Hektoen International

A Journal of Medical Humanities

Lydia Sherman, serial poisoner

Howard Fischer
Uppsala, Sweden

Arsenic poisoning tests used by George Frederick Barker on the internal organs of family members of Lydia Sherman. National Museum of American History. 

Poisons were easily obtainable in the nineteenth century, sold for use as household cleaners, vermin control, and in agriculture. By the 1820s, Americans feared being secretly poisoned, “and considered the incidence of murder by poison to be quite high.”1 This “poison panic” was fed by prominent, well-publicized trials. The high incidence of poisoning in England, Wales, Scotland, France, and Belgium had declined by 1850. In the US, however, even after the Civil War, poisoning was thought to be America’s “most common form of homicide.”

Lydia Sherman (1824–1878) poisoned eight children (one source claims seven2) and three husbands. She was orphaned as a child and raised by an uncle. At age sixteen, she was working as a tailor and married her first husband in 1841, when she was seventeen. He became a New York City policeman, and eventually was accused of cowardice after an incident causing the murder of a detective. He was reprimanded, disgraced, and fired. He became depressed and could not work. He was a “burden” to his wife. She killed him with arsenic in 1864. Six weeks later, she poisoned three of her own children, and then the other three in 1865. The death certificates of the dead children listed “typhoid fever” as the cause of death.3-5

She married again in 1865, this time to a rich widower. She made certain that in his new will he left everything to her. She poisoned him, again with arsenic, and inherited US$10,000 in cash6 (US$250,000 in today’s money), and US$20,000 worth of real estate7 (US$500,000 in today’s money).

She then married Horatio Sherman in 1870. They moved to Derby, Connecticut. She poisoned his two children and in 1871, she poisoned Sherman, although she called his poisoning “an accident.”8 A local physician, Dr. J.C. Beardsley, became suspicious and had an autopsy done on Sherman, and had the two dead Sherman children exhumed. Professor George Barker (1835–1910), a physician, chemist, and physicist at Yale, found arsenic in the stomach contents of Sherman and his two children. Arsenic was found as well in the newly exhumed second husband, Dennis Hurlburt.9

The trial of Lydia Sherman lasted eight days.

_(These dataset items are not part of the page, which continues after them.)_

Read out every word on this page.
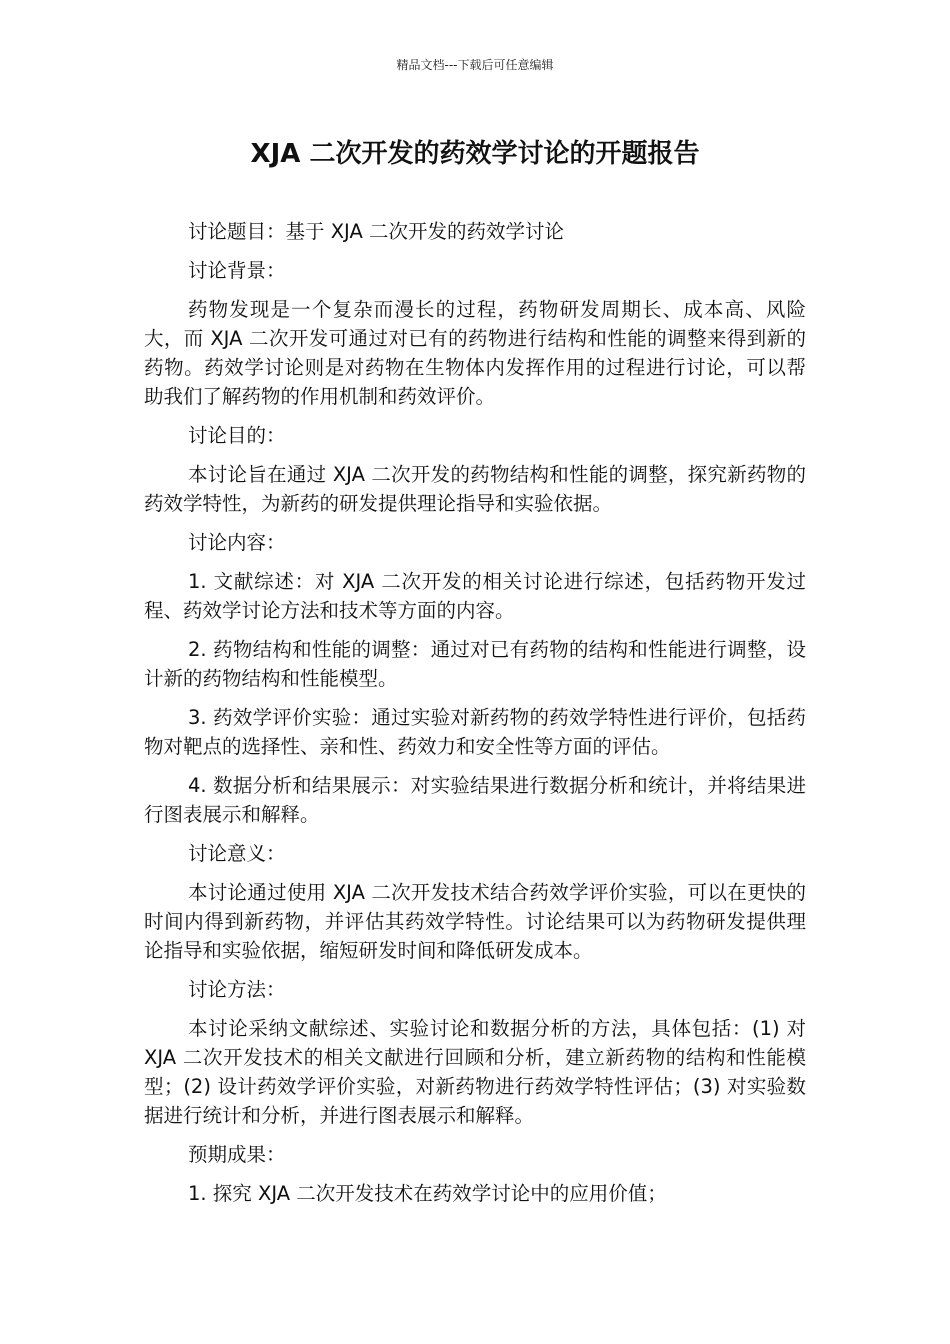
精品文档---下载后可任意编辑
XJA 二次开发的药效学讨论的开题报告

讨论题目：基于 XJA 二次开发的药效学讨论

讨论背景：

药物发现是一个复杂而漫长的过程，药物研发周期长、成本高、风险大，而 XJA 二次开发可通过对已有的药物进行结构和性能的调整来得到新的药物。药效学讨论则是对药物在生物体内发挥作用的过程进行讨论，可以帮助我们了解药物的作用机制和药效评价。

讨论目的：

本讨论旨在通过 XJA 二次开发的药物结构和性能的调整，探究新药物的药效学特性，为新药的研发提供理论指导和实验依据。

讨论内容：

1. 文献综述：对 XJA 二次开发的相关讨论进行综述，包括药物开发过程、药效学讨论方法和技术等方面的内容。

2. 药物结构和性能的调整：通过对已有药物的结构和性能进行调整，设计新的药物结构和性能模型。

3. 药效学评价实验：通过实验对新药物的药效学特性进行评价，包括药物对靶点的选择性、亲和性、药效力和安全性等方面的评估。

4. 数据分析和结果展示：对实验结果进行数据分析和统计，并将结果进行图表展示和解释。

讨论意义：

本讨论通过使用 XJA 二次开发技术结合药效学评价实验，可以在更快的时间内得到新药物，并评估其药效学特性。讨论结果可以为药物研发提供理论指导和实验依据，缩短研发时间和降低研发成本。

讨论方法：

本讨论采纳文献综述、实验讨论和数据分析的方法，具体包括：(1) 对 XJA 二次开发技术的相关文献进行回顾和分析，建立新药物的结构和性能模型；(2) 设计药效学评价实验，对新药物进行药效学特性评估；(3) 对实验数据进行统计和分析，并进行图表展示和解释。

预期成果：

1. 探究 XJA 二次开发技术在药效学讨论中的应用价值；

A 96-page book containing the trial’s testimony was supposedly written by her. She was, however, characterized as a “very ignorant woman. She can scarcely write at all.”10 She died in prison in 1878.

By definition, serial murderers kill two or more people, and the killings taking place over more than one month’s time. The motives are often anger, thrills, money, or attention-seeking. The legends of vampires and werewolves may have been created to explain what were actually serial murders. Serial murderers may have a history of being abused, bullied, or of psychosis. Their IQ is in the average range, about 95–99. Women serial killers (from 1800–2000) often killed for financial gain. Poison was their method of choice, and arsenic their preferred poison. Men serial killers outnumber women 6:1. The usual serial killer in the US is a white man in his late twenties to early thirties, from a lower-to middle-class background.11


  1. Katherine Watson. “Poisoning crimes and forensic toxicology since the eighteenth-century.” Acad Forensic Pathol, 10(1), 2020.
  2. “A remarkable woman.” New York Daily Tribune, June 7, 1877.
  3. “Lydia Sherman: The Derby poisoner.” Connecticut History.org, March 22, 2023. https://connecticuthistory.org/lydia-sherman-the-derby-poisoner/
  4. “The Derby poisoner: Confessions of Mrs. Lydia Sherman, the murderer of three husbands and four children.” New York Times, January 11, 1873.
  5. “Lydia Sherman.” Wikipedia.
  6. Lydia Sherman. The Poison Fiend! Life, Crimes and Conviction of Lydia Sherman. The Modern Borgia. Philadelphia: Barclay and Company, 1878.
  7. “Lydia Sherman, the Derby poisoner, commits the ‘Horror of the Century.’” New England Historical Society, 2023. https://newenglandhistoricalsociety.com/lydia-sherman-the-derby-poisoner-commits-the-horror-of-the-century/
  8. Connecticut History.org, “Lydia Sherman.”
  9. New York Times, “The Derby poisoner.”
  10. Lydia Sherman, The Poison Fiend!
  11. “Serial killers.” Wikipedia.

HOWARD FISCHER, M.D., was a professor of pediatrics at Wayne State University School of Medicine, Detroit, Michigan.